Mr Mulkearn added that some businesses had adopted a "fairness agenda" - telling staff at the higher end of the pay scale that their wages would be frozen, while offering modest increases for employees on lower salaries.

'Budget tightly'

Car worker Mark Carlin from Durham has been affected by the cutbacks in his industry.

His wife Ellen told BBC News that when he was working three shifts a week - as well as any overtime which came his way - the family's finances were, if not bulging, at least manageable.

But since his hours have been trimmed to just two shifts - with a ban on all overtime - things have got much tougher for the couple.

"There are no extra hours at work, in fact he owes them hours because of their time-banking policy," Mrs Carlin told the BBC. "We are having to budget really, really tightly."

It's better for a large number of people to take the pain of a pay cut than to have a small number of people take redundancy, which is totally devastating.

Adam Lent

The trend to freeze pay was becoming "increasingly widespread" said Adam Lent, head of economics at the TUC, adding that "to a certain extent" it was quite understandable.

"It's a very tough recession.
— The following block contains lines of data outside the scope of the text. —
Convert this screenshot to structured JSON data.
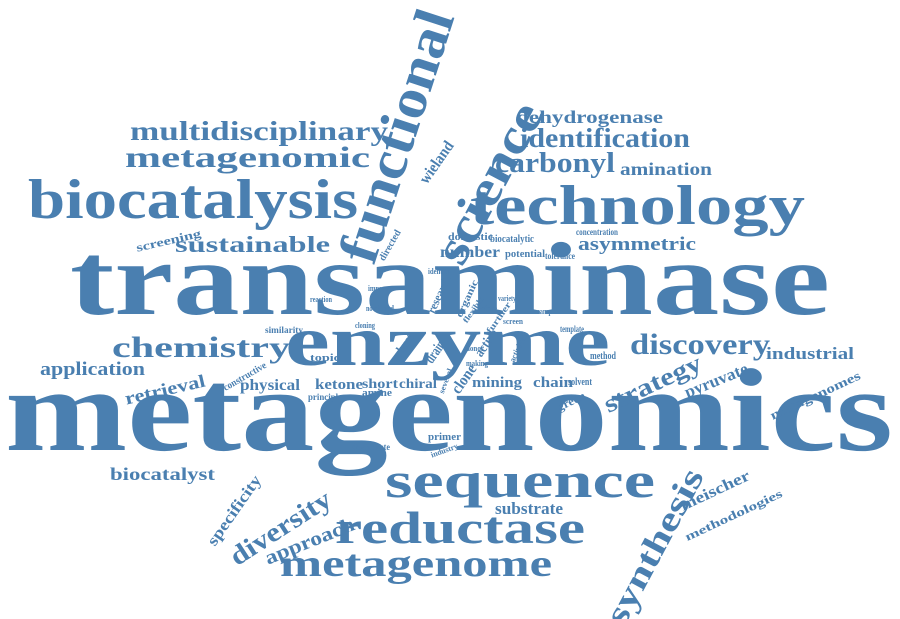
{
  "colors": {
    "word": "#4a7fb0",
    "background": "#ffffff"
  },
  "words": [
    {
      "text": "metagenomics"
    },
    {
      "text": "transaminase"
    },
    {
      "text": "enzyme"
    },
    {
      "text": "technology"
    },
    {
      "text": "biocatalysis"
    },
    {
      "text": "functional"
    },
    {
      "text": "science"
    },
    {
      "text": "sequence"
    },
    {
      "text": "reductase"
    },
    {
      "text": "metagenome"
    },
    {
      "text": "metagenomic"
    },
    {
      "text": "multidisciplinary"
    },
    {
      "text": "identification"
    },
    {
      "text": "carbonyl"
    },
    {
      "text": "chemistry"
    },
    {
      "text": "discovery"
    },
    {
      "text": "synthesis"
    },
    {
      "text": "diversity"
    },
    {
      "text": "sustainable"
    },
    {
      "text": "dehydrogenase"
    },
    {
      "text": "amination"
    },
    {
      "text": "asymmetric"
    },
    {
      "text": "strategy"
    },
    {
      "text": "application"
    },
    {
      "text": "biocatalyst"
    },
    {
      "text": "retrieval"
    },
    {
      "text": "approach"
    },
    {
      "text": "substrate"
    },
    {
      "text": "specificity"
    },
    {
      "text": "pyruvate"
    },
    {
      "text": "industrial"
    },
    {
      "text": "metagenomes"
    },
    {
      "text": "methodologies"
    },
    {
      "text": "meischer"
    },
    {
      "text": "physical"
    },
    {
      "text": "ketone"
    },
    {
      "text": "short"
    },
    {
      "text": "chiral"
    },
    {
      "text": "mining"
    },
    {
      "text": "chain"
    },
    {
      "text": "number"
    },
    {
      "text": "screening"
    },
    {
      "text": "wieland"
    },
    {
      "text": "primer"
    },
    {
      "text": "amine"
    },
    {
      "text": "topic"
    },
    {
      "text": "directed"
    },
    {
      "text": "domestic"
    },
    {
      "text": "biocatalytic"
    },
    {
      "text": "potential"
    },
    {
      "text": "concentration"
    },
    {
      "text": "tolerance"
    },
    {
      "text": "research"
    },
    {
      "text": "green"
    },
    {
      "text": "solvent"
    },
    {
      "text": "method"
    },
    {
      "text": "template"
    },
    {
      "text": "sample"
    },
    {
      "text": "clone"
    },
    {
      "text": "drain"
    },
    {
      "text": "active"
    },
    {
      "text": "robust"
    },
    {
      "text": "constructive"
    },
    {
      "text": "similarity"
    },
    {
      "text": "principle"
    },
    {
      "text": "degenerate"
    },
    {
      "text": "industry"
    },
    {
      "text": "improve"
    },
    {
      "text": "reaction"
    },
    {
      "text": "cloning"
    },
    {
      "text": "several"
    },
    {
      "text": "activities"
    },
    {
      "text": "screen"
    },
    {
      "text": "variety"
    },
    {
      "text": "identity"
    },
    {
      "text": "organic"
    },
    {
      "text": "novel"
    },
    {
      "text": "flexible"
    },
    {
      "text": "further"
    },
    {
      "text": "before"
    },
    {
      "text": "donor"
    },
    {
      "text": "used"
    },
    {
      "text": "making"
    }
  ]
}
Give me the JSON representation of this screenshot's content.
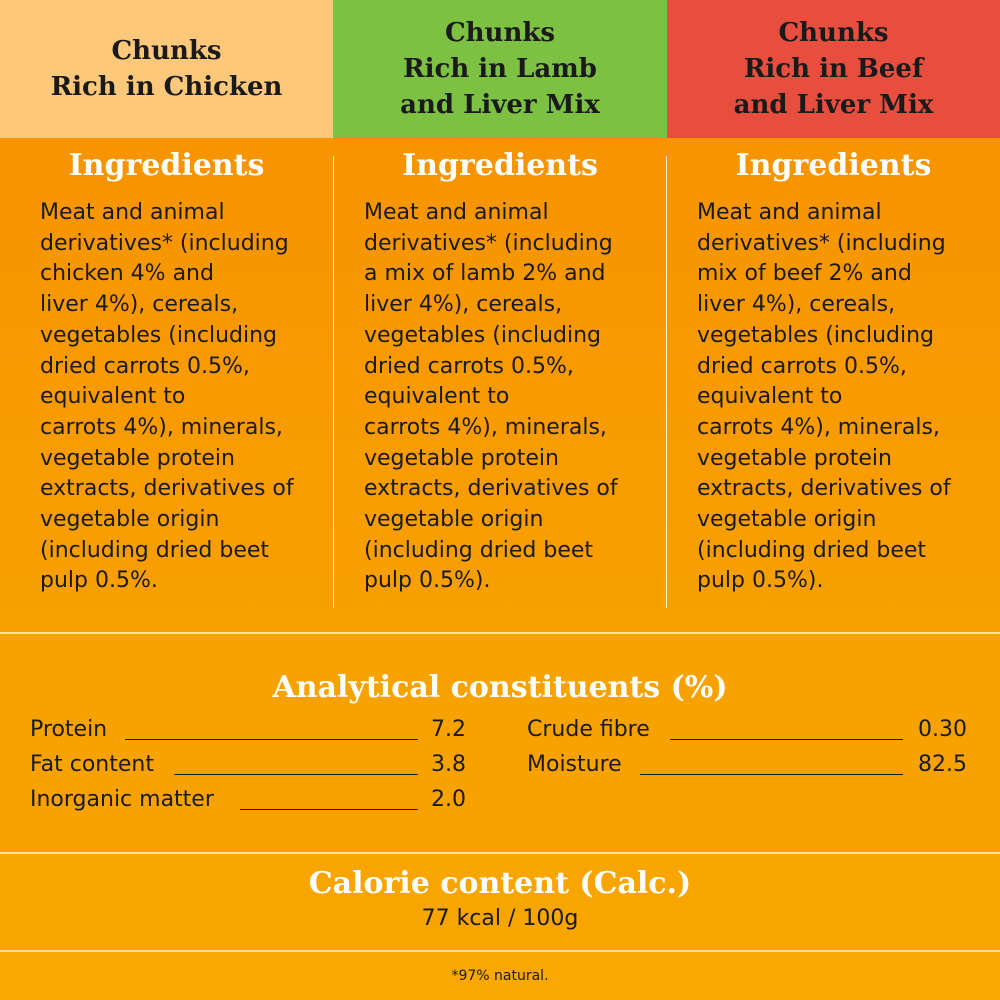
{
  "header": {
    "col1": "Chunks\nRich in Chicken",
    "col2": "Chunks\nRich in Lamb\nand Liver Mix",
    "col3": "Chunks\nRich in Beef\nand Liver Mix"
  },
  "ingredients": {
    "title": "Ingredients",
    "col1": "Meat and animal\nderivatives* (including\nchicken 4% and\nliver 4%), cereals,\nvegetables (including\ndried carrots 0.5%,\nequivalent to\ncarrots 4%), minerals,\nvegetable protein\nextracts, derivatives of\nvegetable origin\n(including dried beet\npulp 0.5%.",
    "col2": "Meat and animal\nderivatives* (including\na mix of lamb 2% and\nliver 4%), cereals,\nvegetables (including\ndried carrots 0.5%,\nequivalent to\ncarrots 4%), minerals,\nvegetable protein\nextracts, derivatives of\nvegetable origin\n(including dried beet\npulp 0.5%).",
    "col3": "Meat and animal\nderivatives* (including\nmix of beef 2% and\nliver 4%), cereals,\nvegetables (including\ndried carrots 0.5%,\nequivalent to\ncarrots 4%), minerals,\nvegetable protein\nextracts, derivatives of\nvegetable origin\n(including dried beet\npulp 0.5%)."
  },
  "analytical": {
    "title": "Analytical constituents (%)",
    "rows": [
      {
        "label": "Protein",
        "value": "7.2"
      },
      {
        "label": "Fat content",
        "value": "3.8"
      },
      {
        "label": "Inorganic matter",
        "value": "2.0"
      },
      {
        "label": "Crude fibre",
        "value": "0.30"
      },
      {
        "label": "Moisture",
        "value": "82.5"
      }
    ]
  },
  "calorie": {
    "title": "Calorie content (Calc.)",
    "value": "77 kcal / 100g"
  },
  "footnote": "*97% natural.",
  "colors": {
    "chicken": "#fdc87a",
    "lamb": "#7dc142",
    "beef": "#e84e3e",
    "background": "#f7a600"
  }
}
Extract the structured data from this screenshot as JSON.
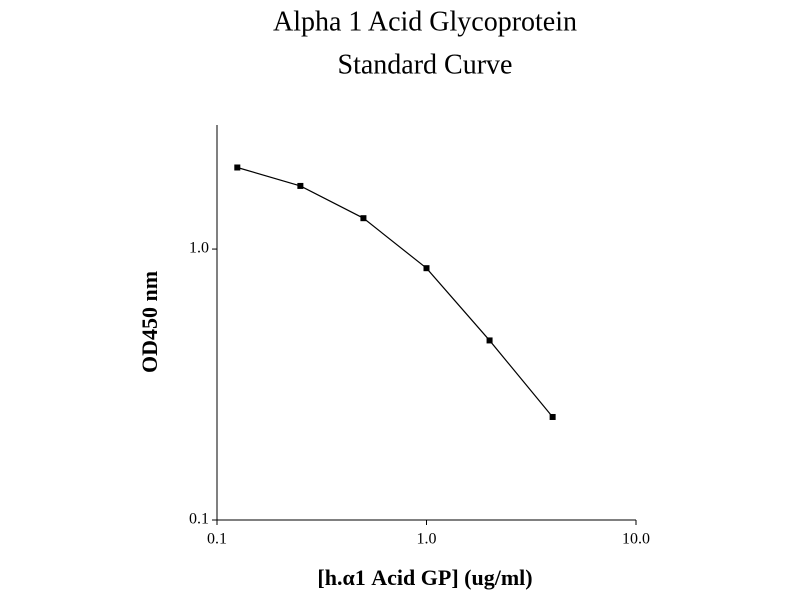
{
  "chart_data": {
    "type": "line",
    "title": [
      "Alpha 1 Acid Glycoprotein",
      "Standard Curve"
    ],
    "x_label": "[h.α1 Acid GP] (ug/ml)",
    "y_label": "OD450 nm",
    "x": [
      0.125,
      0.25,
      0.5,
      1,
      2,
      4
    ],
    "series": [
      {
        "color": "#000000",
        "values": [
          2.0,
          1.71,
          1.3,
          0.85,
          0.46,
          0.24
        ]
      }
    ],
    "xlog": true,
    "ylog": true,
    "xlim": [
      0.1,
      10
    ],
    "ylim": [
      0.1,
      2.87
    ],
    "xticks": [
      0.1,
      {
        "value": 1,
        "label": "1.0"
      },
      {
        "value": 10,
        "label": "10.0"
      }
    ],
    "yticks": [
      0.1,
      {
        "value": 1,
        "label": "1.0"
      }
    ]
  }
}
People are having their pay frozen or even cut and it can effect their finances extremely badly.

"Unions will always opt for a pay freeze and short-time working over redundancies.

"People understand that it's better for a large number of people to take that pain, which is quite tough, than to have a small number of people take redundancy which is totally devastating."

While many of the moves were well-intentioned - there were some employers who would "take advantage", Mr Lent warned - saying the recession would be seen as an shield behind which to save money.

"Unions will be on the look-out for them and will resist efforts by profitable firms to costs," he said.

Job losses

The deputy director general of the CBI business group, John Cridland, said that about half of its members would not be offering pay rises this year, saying that workforces "understand that it makes sense".

"What else can businesses do? They only have a certain amount of money coming in and a certain amount going out and these have to balance otherwise the business closes down.

Toyota production line
Toyota has already followed other carmakers in cutting temporary jobs

"The objective of a business is not to lay people off. If they have to reduce overtime, if they have to cut out bonuses or change shift patterns they will do so."

And he was critical of suggestions that talk of the government being asked to subsidise employees who had been put onto shorter hours - essentially making up the shortfall in pay packets.

"Almost a million people will lose their jobs simply because of the depth of this recession," Mr Cridland said.

"The taxpayer can't bear the cost. If a business is in deep difficulty, then it is in deep difficulty."